The ant woman turned and walked back down the street toward where her gun had fallen. The little rabbit had gotten away, but that was fine. The order was just to buy time, after all, and in the state that girl was in now, she wasn’t going to be a problem for anyone any time soon. Possibly never again, if her back was broken. The ant woman grinned in satisfaction at the idea, leaning down to pick up her gun. Back to hunting, now.

Why did she smell burning ozone?

Bouncer hit the ant woman like a ballistic missile, face contorted in a manic grin and her body wreathed in violent lightning. The energy within her exploded outward at the same moment they made contact, sending the ant woman flying down the street, through the blockaded police vehicles and embedding her in the wall of the building on the opposite side. Bouncer staggered, trying to stay standing with one arm hanging limp and black at her side.

“Ffffffffffffffffffuuuuuck you,” she slurred, raising a middle finger with her other arm.

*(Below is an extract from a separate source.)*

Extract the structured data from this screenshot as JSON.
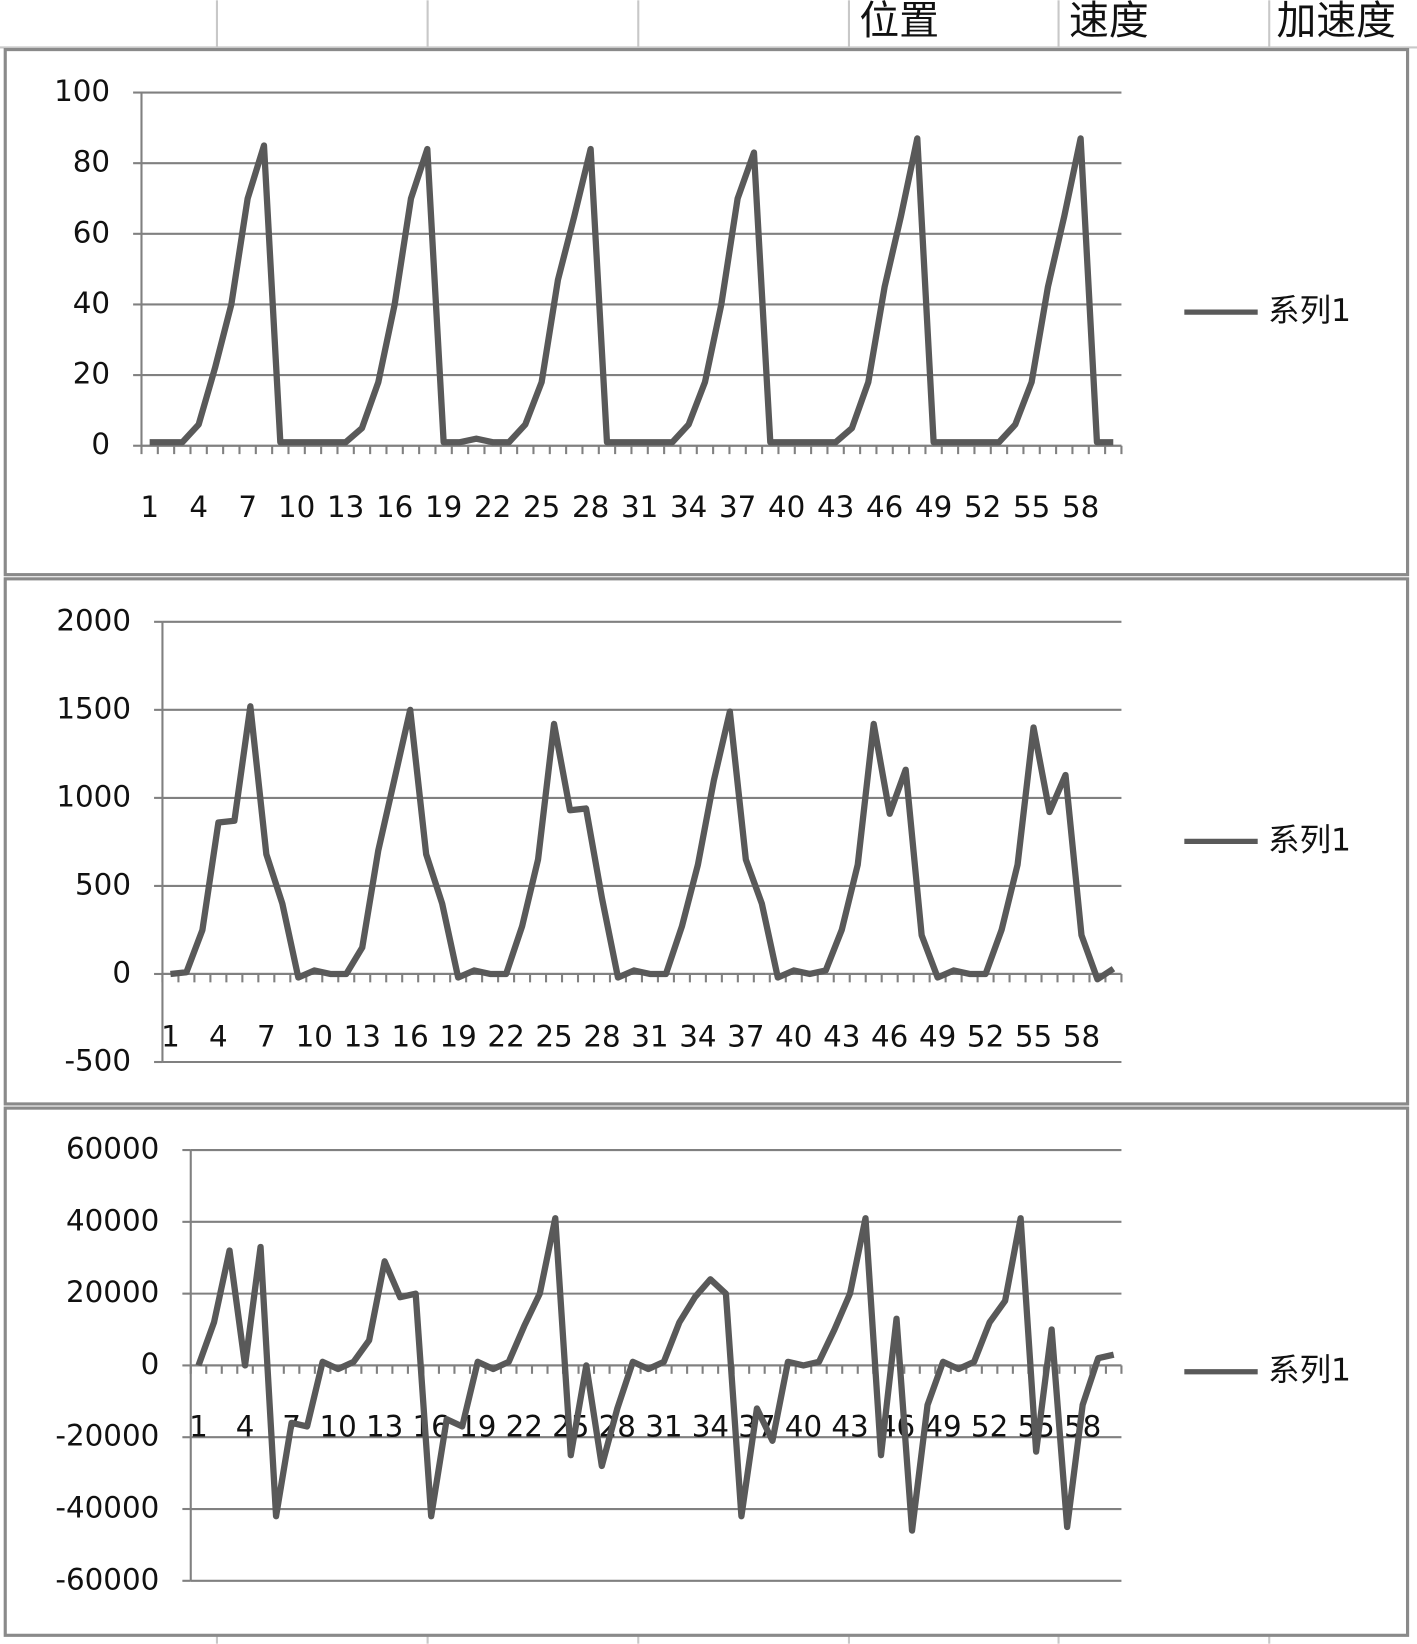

And then fell face-first into the street.
The pigeon-faced monster clutching the ball of purple energy landed on the street, spinning its head this way and that while its walnut brain burned black trying to remember where it was supposed to go. Another one with a crow's head swooped down behind it, smacking its fellow upside the head with one clawed hand and scolding it with loud, angry caws. The pair bickered in the street, the pigeonhead nearly dropping its cargo in the scuffle, before the crowhead finally won out, forcing the stupider of the two to head in the right direction.

It fluttered clumsily down a separate street before turning into an alley leading behind the storefronts. This area would ordinarily be used as a loading zone for product delivery or staff smoke breaks, but now it lay eerily silent, its only visitors the bird-headed aberrations attacking the neighborhood. Sitting in the center of the lot, out of place in both location and time, sat a large pithos urn, glowing unnaturally from inside. The monster approached the vessel with its loot, holding it at nearly eye level to clear the rim of the five-foot urn.

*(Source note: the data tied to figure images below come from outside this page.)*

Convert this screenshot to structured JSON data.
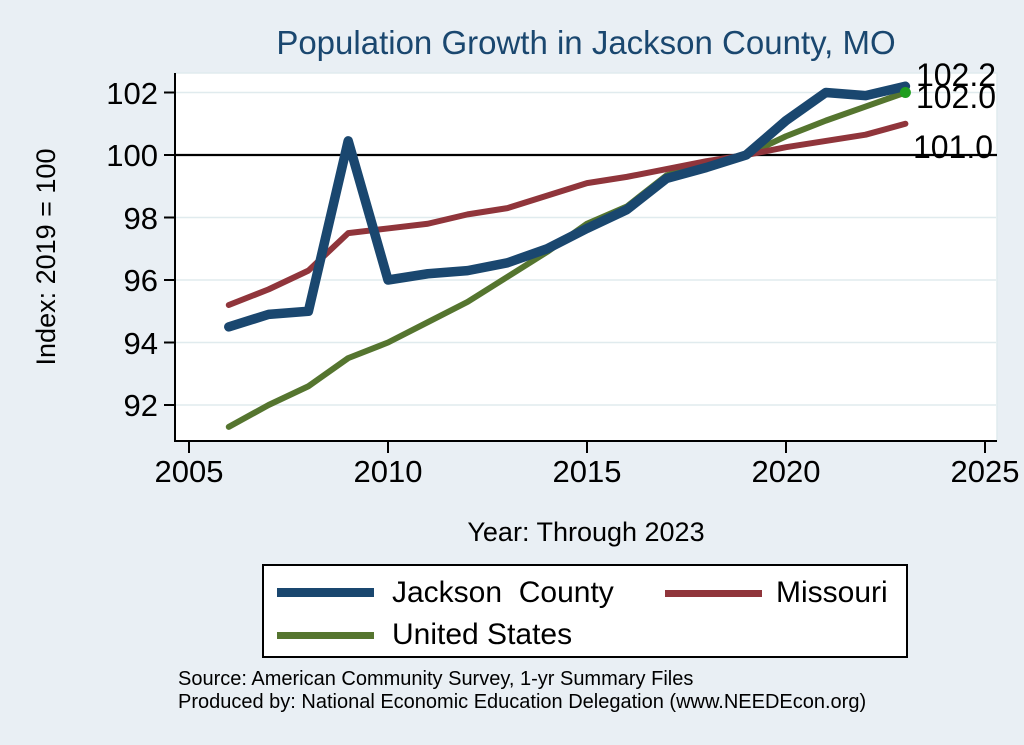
{
  "title": "Population Growth in Jackson County, MO",
  "y_axis_title": "Index: 2019 = 100",
  "x_axis_title": "Year: Through 2023",
  "source": {
    "line1": "Source: American Community Survey, 1-yr Summary Files",
    "line2": "Produced by: National Economic Education Delegation (www.NEEDEcon.org)"
  },
  "legend": {
    "items": [
      {
        "label": "Jackson  County",
        "color": "#1a476f"
      },
      {
        "label": "Missouri",
        "color": "#90353b"
      },
      {
        "label": "United States",
        "color": "#55752f"
      }
    ]
  },
  "colors": {
    "background": "#e9eff4",
    "plot_background": "#ffffff",
    "gridline": "#e0ebee",
    "axis": "#000000",
    "title": "#1a476f",
    "jackson_county": "#1a476f",
    "missouri": "#90353b",
    "united_states": "#55752f",
    "end_marker": "#1f9e1f"
  },
  "end_labels": [
    {
      "text": "102.2"
    },
    {
      "text": "102.0"
    },
    {
      "text": "101.0"
    }
  ],
  "chart_data": {
    "type": "line",
    "title": "Population Growth in Jackson County, MO",
    "xlabel": "Year: Through 2023",
    "ylabel": "Index: 2019 = 100",
    "xlim": [
      2004.65,
      2025.3
    ],
    "ylim": [
      90.85,
      102.62
    ],
    "x_ticks": [
      2005,
      2010,
      2015,
      2020,
      2025
    ],
    "y_ticks": [
      92,
      94,
      96,
      98,
      100,
      102
    ],
    "grid": "horizontal",
    "reference_line_y": 100,
    "legend_position": "below",
    "x": [
      2006,
      2007,
      2008,
      2009,
      2010,
      2011,
      2012,
      2013,
      2014,
      2015,
      2016,
      2017,
      2018,
      2019,
      2020,
      2021,
      2022,
      2023
    ],
    "series": [
      {
        "name": "United States",
        "color": "#55752f",
        "width": 6,
        "end_marker_color": "#1f9e1f",
        "values": [
          91.3,
          92.0,
          92.6,
          93.5,
          94.0,
          94.65,
          95.3,
          96.1,
          96.9,
          97.8,
          98.35,
          99.35,
          99.75,
          100.0,
          100.6,
          101.1,
          101.55,
          102.0
        ]
      },
      {
        "name": "Missouri",
        "color": "#90353b",
        "width": 6,
        "values": [
          95.2,
          95.7,
          96.3,
          97.5,
          97.65,
          97.8,
          98.1,
          98.3,
          98.7,
          99.1,
          99.3,
          99.55,
          99.8,
          100.0,
          100.25,
          100.45,
          100.65,
          101.0
        ]
      },
      {
        "name": "Jackson County",
        "color": "#1a476f",
        "width": 9.5,
        "values": [
          94.5,
          94.9,
          95.0,
          100.45,
          96.0,
          96.2,
          96.3,
          96.55,
          97.0,
          97.65,
          98.25,
          99.25,
          99.6,
          100.0,
          101.1,
          102.0,
          101.9,
          102.2
        ]
      }
    ],
    "end_value_labels": [
      "102.2",
      "102.0",
      "101.0"
    ]
  }
}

Footsteps drew the pigeonhead’s attention back toward the entrance of the lot. It had been followed? It was so clever and careful though. What trickery they must possess! It squawked loudly, flapping its wings hard enough to kick up the dust around it as it forgot all about what it was supposed to be carrying and got ready to attack.

“What the hell are you doing, idiot? Don’t drop the anima.”

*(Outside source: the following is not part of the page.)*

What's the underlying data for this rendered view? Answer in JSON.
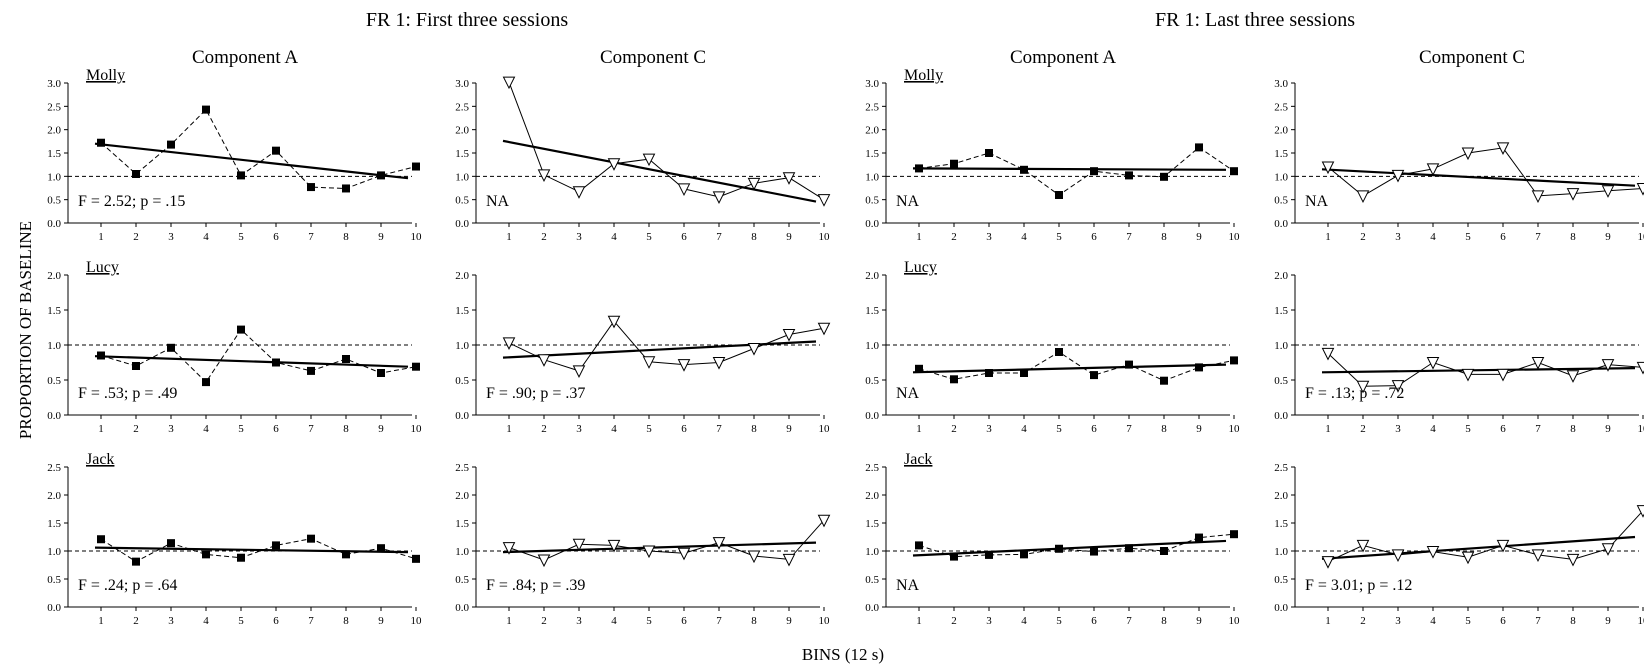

The pigeonhead started at the sudden rebuke, scrambling to catch the ball of energy before it hit the ground. Mina looked to see where the voice came from, resting her sword back on her shoulder. Halfway down the lot squatting on the edge of the roof above them was a young man who seemed to be about their age - Mina assumed the viking guy was around her same age, anyway. He wore beach sandals and jorts, and a tacky neon green and yellow windbreaker left unzipped to show off the mesh crop top underneath. Around his neck he wore a sharktooth necklace and a plain iron crucifix like she vaguely remembered being fashionable when her mom was in high school. A piercing glinted in his navel, and two more at the end of his right eyebrow. When he spoke an additional piercing could be glimpsed on his tongue, and his hair, though bleached aside from the roots, had been anachronistically tied in a traditional Japanese topknot. His right hand rested on a katana which he used to support himself as he squatted on the roof, and the trio of phone charms he’d tied to the hilt - a dog, a bird, and a monkey - clattered lightly against each other in the breeze.

“Two… no, I can still here someone fighting,” he mused to himself, looking up at the sky thoughtfully as he did his mental arithmetic. “At least three of you, then? Man, how annoying.”